Ted Forrester's good ol' boy drawl came from behind us. "Jean-Claude sure is pretty; that's for sure." He pronounced pretty like "purdy." When Edward was in full Ted mode he sounded like you think southern cowboys talk, if there was such a thing as a southern cowboy.

I started to look over my shoulder but remembered not to move just in time and just used the mirrors to watch him. The big smile on his face that made his blue eyes sparkle was all Ted, as were the white cowboy hat, the white short-sleeved dress shirt, and the cowboy boots. But the undershirt that showed at the neck was black, tucked into the black jeans, and the cowboy boots were black, too. It was as if he could pull off the white dress shirt and be in all black in an instant like Clark Kent changing into Superman.

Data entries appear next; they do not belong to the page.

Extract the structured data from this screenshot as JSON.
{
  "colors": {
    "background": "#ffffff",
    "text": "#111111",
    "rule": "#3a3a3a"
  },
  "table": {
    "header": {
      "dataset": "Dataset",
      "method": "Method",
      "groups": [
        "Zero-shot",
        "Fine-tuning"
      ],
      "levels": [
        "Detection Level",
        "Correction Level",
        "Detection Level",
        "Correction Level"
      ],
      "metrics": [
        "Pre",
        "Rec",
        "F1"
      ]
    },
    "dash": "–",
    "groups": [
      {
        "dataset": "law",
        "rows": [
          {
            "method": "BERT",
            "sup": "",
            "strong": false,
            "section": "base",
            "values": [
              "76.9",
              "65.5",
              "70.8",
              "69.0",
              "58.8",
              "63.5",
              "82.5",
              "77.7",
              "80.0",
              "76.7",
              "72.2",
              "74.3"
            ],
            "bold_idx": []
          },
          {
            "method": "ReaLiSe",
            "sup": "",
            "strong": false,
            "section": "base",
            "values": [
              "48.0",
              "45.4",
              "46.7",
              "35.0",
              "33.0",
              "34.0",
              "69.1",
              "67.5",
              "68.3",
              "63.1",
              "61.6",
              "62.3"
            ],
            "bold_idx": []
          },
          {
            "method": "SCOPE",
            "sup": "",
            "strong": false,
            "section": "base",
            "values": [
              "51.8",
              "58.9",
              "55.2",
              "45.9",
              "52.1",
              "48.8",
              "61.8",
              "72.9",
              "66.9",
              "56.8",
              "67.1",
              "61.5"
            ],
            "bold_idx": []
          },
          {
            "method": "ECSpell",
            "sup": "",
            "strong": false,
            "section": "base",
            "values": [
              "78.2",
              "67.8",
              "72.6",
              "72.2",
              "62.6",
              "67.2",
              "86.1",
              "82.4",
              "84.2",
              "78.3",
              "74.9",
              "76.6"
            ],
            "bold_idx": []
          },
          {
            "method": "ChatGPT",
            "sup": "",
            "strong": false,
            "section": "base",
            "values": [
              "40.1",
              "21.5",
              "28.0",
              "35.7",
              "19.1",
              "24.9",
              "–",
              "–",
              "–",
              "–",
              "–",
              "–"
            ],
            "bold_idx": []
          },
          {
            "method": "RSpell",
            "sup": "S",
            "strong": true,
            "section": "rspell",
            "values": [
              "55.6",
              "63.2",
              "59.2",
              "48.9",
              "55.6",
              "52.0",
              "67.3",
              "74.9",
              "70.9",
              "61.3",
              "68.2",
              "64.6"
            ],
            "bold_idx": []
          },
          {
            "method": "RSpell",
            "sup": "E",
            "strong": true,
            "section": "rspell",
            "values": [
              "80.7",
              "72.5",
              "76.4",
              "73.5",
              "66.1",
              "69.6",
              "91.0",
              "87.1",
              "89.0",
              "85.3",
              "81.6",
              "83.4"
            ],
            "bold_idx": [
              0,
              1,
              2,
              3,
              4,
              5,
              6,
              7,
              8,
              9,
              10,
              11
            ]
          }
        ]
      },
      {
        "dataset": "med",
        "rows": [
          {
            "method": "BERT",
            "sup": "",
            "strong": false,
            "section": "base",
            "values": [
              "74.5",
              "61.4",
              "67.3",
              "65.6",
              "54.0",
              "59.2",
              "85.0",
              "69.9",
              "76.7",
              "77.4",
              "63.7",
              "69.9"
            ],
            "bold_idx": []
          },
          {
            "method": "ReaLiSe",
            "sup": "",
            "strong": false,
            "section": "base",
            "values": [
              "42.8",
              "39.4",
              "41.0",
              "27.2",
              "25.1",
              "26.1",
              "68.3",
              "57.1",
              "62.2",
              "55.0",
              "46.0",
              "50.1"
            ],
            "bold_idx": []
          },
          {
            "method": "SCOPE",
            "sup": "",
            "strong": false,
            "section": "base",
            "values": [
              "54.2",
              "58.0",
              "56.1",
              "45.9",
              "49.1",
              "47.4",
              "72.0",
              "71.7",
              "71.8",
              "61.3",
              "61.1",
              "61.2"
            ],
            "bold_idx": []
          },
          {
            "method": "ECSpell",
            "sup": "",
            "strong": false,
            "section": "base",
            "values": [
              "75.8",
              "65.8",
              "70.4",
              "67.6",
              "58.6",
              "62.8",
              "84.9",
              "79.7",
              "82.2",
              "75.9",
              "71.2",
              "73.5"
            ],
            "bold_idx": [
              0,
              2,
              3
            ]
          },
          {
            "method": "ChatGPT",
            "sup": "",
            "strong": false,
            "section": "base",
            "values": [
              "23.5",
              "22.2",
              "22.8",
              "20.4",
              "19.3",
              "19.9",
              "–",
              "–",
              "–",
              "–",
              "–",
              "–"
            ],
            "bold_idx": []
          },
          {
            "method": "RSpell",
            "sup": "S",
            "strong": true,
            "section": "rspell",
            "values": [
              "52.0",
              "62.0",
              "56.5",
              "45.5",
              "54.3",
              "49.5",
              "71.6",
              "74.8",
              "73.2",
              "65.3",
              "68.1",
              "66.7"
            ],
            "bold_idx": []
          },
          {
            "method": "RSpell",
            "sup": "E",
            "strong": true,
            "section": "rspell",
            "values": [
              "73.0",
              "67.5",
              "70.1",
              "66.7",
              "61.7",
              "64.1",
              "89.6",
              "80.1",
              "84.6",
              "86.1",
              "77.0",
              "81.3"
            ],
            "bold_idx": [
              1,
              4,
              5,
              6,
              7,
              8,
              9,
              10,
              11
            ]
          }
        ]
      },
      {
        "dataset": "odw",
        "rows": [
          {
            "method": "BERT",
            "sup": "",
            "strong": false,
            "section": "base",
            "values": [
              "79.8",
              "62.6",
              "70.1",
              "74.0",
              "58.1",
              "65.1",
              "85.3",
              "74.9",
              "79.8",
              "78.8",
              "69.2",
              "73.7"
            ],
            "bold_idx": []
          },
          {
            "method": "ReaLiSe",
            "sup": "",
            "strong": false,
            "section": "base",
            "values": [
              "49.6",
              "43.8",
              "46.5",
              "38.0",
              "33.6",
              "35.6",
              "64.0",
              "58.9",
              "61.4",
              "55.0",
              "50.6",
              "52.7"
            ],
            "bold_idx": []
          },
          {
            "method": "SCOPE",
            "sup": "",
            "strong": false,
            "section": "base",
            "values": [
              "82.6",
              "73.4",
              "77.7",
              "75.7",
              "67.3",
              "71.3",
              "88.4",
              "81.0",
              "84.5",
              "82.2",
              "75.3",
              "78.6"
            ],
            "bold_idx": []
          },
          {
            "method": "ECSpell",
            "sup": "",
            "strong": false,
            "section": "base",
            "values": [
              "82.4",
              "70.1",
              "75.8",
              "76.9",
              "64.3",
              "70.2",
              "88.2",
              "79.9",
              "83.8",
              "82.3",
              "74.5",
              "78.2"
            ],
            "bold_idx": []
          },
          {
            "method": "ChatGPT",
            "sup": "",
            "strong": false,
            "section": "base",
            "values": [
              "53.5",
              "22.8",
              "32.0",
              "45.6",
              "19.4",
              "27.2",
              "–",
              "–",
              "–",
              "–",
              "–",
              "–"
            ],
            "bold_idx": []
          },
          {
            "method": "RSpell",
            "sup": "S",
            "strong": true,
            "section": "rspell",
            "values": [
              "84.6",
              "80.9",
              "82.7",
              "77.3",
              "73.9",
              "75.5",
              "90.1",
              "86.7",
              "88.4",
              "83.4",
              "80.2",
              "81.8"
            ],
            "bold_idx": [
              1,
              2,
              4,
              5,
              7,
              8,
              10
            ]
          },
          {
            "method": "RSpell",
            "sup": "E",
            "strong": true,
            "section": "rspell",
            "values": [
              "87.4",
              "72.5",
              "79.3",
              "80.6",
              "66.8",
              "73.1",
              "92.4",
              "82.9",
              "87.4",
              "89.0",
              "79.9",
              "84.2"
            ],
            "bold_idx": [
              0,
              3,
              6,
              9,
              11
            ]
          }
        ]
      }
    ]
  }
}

He took off the hat, and his short blond hair was tight to his head because he'd worn Ted's beloved Stetson all day. Edward didn't wear hats, and if he had it wouldn't have been a white cowboy hat.

"I didn't know you thought he was pretty, Ted," Dixie said, and just her tone let you know that the next thing out of her mouth was going to be something unpleasant.

"Everyone thinks he's pretty, Dixie. I'm just secure enough in my manliness to admit it." The accent helped make it a teasing statement. He stepped around the seamstress and me so he could kiss Donna.

She wrapped her arms around him and turned the kiss into a little bit more than just a normal hello. It made me smile and I caught Nathaniel's glance, so we smiled together. We were like most happy couples; we enjoyed seeing other people happy, too. Nicky's face was impassive in the mirror.

"God, Donna, stop acting like a teenager in public. It's embarrassing at our age."

Donna pulled back from the kiss, but Edward wouldn't let her step out of the embrace. "What does it matter what anyone thinks but us?" There was less Ted and more of Edward's middle-of-nowhere, middle-of-America nothing accent in the question. For him to lose his accent in public like that meant he was upset.

Donna smiled up at him as if he were her whole world and then leaned in so they could kiss again. Good for them.